SMBL posted a positive total income (funded and non-funded) in 2018, 2020 and 2021, however, the bottomline remained in the negative zone in all the years under consideration. If we look back, the bank posted the last positive bottomline in 2014 and 2015. The net losses that stood at Rs.8790.99 million in 2018 have reduced to Rs.3187.99 million in 2022 after maxing out to Rs.9486.92 million in 2019.

Recent Performance (1QCY23)

The asset base of SMBL grew by 11 percent in 1QCY23 over December 2022 figure. While advances shrank by 11 percent compared to December 2022, investments magnificently surged by 47 percent in 1QCY23. The clause of higher taxation on government securities given the AD ratio is less than 40 percent is reversed in 2023 and SMBL took full advantage of this by trimming down its AD ratio to 39.78 percent in 1QCY23 compared to 44.99 percent as of December 2022. ID ratio mounted to 57.19 percent in 1QCY23. NPLs and provisions almost remain constant, however infection ratio grew to 68.7 percent owing to a plunge in advances portfolio. Coverage ratio also remained stable in 1QCY23. Deposits grew by 8 percent over year-end figure in 1QCY23. It is pleasing to observe that current deposits rose by 15 percent which took the CA ratio to 39.4 percent in 1QCY23. Saving deposits rose by 7 percent and SA ratio slightly tumbled to 49.9 percent in 1QCY23. Overall CASA mix improved to 89.3 percent as of March 2023.
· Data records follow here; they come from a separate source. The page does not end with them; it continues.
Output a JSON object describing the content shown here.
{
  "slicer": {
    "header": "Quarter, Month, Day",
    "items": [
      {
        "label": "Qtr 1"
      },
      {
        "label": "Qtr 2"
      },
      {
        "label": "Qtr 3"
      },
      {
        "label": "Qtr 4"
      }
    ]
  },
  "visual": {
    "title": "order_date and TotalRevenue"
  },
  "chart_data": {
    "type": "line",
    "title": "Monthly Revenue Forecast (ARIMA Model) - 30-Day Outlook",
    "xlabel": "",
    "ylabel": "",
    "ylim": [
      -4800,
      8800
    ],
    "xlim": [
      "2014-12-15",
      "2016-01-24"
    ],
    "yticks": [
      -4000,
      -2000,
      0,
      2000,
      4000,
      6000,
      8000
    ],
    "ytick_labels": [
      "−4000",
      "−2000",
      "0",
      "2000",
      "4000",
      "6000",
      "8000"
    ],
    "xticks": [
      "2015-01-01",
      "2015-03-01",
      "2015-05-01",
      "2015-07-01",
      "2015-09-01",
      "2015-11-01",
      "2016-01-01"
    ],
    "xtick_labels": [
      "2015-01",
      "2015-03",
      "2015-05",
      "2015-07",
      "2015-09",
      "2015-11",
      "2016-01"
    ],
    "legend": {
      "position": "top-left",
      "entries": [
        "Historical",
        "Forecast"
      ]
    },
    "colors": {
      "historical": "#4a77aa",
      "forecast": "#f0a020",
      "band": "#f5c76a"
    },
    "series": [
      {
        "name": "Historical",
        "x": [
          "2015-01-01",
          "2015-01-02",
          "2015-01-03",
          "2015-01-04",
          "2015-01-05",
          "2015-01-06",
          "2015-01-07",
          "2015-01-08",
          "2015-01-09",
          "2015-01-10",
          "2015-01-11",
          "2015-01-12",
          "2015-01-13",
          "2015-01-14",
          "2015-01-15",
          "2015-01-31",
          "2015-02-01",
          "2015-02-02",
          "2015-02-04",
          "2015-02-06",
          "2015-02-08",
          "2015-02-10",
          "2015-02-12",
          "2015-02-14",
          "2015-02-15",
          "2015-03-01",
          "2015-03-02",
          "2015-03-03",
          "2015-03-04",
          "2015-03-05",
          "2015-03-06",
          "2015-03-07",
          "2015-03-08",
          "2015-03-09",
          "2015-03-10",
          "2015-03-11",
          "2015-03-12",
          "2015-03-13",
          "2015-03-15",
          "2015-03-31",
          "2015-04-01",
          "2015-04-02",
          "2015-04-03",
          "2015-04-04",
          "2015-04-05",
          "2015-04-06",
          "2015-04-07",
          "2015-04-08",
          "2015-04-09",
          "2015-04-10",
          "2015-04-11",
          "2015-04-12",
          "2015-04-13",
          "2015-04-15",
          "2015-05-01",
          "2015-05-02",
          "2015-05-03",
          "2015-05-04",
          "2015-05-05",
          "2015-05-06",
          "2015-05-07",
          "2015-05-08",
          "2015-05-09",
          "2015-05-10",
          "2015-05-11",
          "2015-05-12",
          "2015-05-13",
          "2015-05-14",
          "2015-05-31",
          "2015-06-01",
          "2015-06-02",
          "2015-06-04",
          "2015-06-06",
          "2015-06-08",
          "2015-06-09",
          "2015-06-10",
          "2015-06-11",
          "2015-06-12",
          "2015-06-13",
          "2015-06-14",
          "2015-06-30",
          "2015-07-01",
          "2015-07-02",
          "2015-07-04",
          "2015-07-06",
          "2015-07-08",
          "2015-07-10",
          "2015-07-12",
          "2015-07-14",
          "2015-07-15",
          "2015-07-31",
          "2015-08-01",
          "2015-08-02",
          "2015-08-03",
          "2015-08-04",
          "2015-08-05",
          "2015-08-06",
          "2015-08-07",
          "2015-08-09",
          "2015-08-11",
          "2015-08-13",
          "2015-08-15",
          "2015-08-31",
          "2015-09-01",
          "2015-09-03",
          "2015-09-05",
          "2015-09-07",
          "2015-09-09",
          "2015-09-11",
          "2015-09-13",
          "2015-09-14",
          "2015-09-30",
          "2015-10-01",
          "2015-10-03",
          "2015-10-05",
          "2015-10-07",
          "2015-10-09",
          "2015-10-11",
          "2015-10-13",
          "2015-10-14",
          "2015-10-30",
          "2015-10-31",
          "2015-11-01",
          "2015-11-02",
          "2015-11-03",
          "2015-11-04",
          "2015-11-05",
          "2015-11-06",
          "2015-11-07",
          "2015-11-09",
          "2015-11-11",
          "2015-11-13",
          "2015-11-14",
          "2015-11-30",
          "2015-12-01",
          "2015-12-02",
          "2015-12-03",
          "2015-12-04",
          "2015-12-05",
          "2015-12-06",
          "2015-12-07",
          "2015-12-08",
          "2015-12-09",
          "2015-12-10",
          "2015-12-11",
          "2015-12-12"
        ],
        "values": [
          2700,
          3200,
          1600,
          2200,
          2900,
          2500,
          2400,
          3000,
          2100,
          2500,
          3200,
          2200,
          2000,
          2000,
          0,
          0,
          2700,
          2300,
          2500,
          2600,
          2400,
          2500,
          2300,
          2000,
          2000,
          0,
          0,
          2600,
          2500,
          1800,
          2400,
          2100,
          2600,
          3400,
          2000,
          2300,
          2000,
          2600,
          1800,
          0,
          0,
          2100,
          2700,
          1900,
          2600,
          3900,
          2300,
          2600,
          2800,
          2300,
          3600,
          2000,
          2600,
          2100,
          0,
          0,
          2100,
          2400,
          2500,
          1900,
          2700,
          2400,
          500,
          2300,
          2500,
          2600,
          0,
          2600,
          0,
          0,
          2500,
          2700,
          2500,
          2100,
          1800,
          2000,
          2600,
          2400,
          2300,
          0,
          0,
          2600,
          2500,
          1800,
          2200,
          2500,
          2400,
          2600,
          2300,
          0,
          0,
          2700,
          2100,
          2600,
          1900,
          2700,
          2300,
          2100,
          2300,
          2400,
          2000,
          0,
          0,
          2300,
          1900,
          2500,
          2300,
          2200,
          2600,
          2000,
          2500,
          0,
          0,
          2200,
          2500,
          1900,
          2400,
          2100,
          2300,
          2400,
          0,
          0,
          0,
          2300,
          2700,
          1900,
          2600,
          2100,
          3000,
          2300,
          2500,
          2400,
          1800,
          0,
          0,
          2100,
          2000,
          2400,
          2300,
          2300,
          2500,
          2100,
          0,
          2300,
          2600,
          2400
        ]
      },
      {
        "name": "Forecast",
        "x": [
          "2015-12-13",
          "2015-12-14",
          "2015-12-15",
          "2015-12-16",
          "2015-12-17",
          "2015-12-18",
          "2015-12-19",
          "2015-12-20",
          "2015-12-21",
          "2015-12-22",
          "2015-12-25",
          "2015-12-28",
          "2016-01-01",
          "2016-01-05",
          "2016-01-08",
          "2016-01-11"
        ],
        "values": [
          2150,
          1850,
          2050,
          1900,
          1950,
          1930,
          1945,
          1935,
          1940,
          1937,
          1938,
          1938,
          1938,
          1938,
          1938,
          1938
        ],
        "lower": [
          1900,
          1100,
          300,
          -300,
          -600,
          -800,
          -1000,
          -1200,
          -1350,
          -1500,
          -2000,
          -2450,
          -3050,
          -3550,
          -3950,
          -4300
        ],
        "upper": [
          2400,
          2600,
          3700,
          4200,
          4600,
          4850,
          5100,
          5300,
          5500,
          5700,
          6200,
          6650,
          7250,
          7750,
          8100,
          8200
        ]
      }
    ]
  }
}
SMBL’s topline grew by 207 percent year-on-year in 1QCY23; however, higher proportion of saving deposits in the overall deposit mix didn’t allow SMBL to achieve a positive NIM in 1QCY23. Non-funded income considerably shrank by 73 percent year-on-year despite massive growth in foreign exchange income and a considerable uptick in fee and commission income. Here the major culprit was loss on securities worth Rs.476.46 million incurred in 1QCY23 due to sale of shares. However, the same transaction allowed the bank to reverse the impairment on shares. Owing to maintaining a good coverage ratio, the bank booked reversals of Rs.533.86 million in 1QCY23 as against the provision of Rs.100.39 in 1QCY22.

The net loss reduced by 21 percent year-on-year in 1QCY23 to clock in at Rs.934.54 million with a loss per share of Rs.0.35 as against Rs.0.45 during the same period last year.

Future Outlook

The entire banking sector enjoys soaring income and profitability on the heels of unprecedented level of discount rates. Robust foreign exchange income on account of depreciating Pak Rupee serves a cherry on top resulting in a fat bottomline. Yet, SMBL is unable to make the most of this scenario as its deposits mainly comprise of saving account deposits which are costly. Moreover, lately, the bank has started focusing on deploying its deposits in government securities which are less yielding than private sector advances. The loss accumulation since 2016 has shoved down SMBL’s equity to negative zone whereby it is unable to meet MCR and CAR and is facing issues of going concern. SMBL along with Silk Bank are under the radar of IMF which suggests resolution of the two if their capital issues are not resolved until March 2023. Recently, SMBL received an offer from a UAE based investor for the subscription of3.98 billion shares of the bank at Rs.2.51 per share with a face value of Rs.10 per share. SMBL has attained all necessary regulatory approvals and has issued Rs.10 billion worth shares to the investor. It is yet to be seen how close the bank’s capital will stand versus the MCR after this equity injection. Whether or not the bank will evade the IMF’s radar is another question the coming quarter will answer.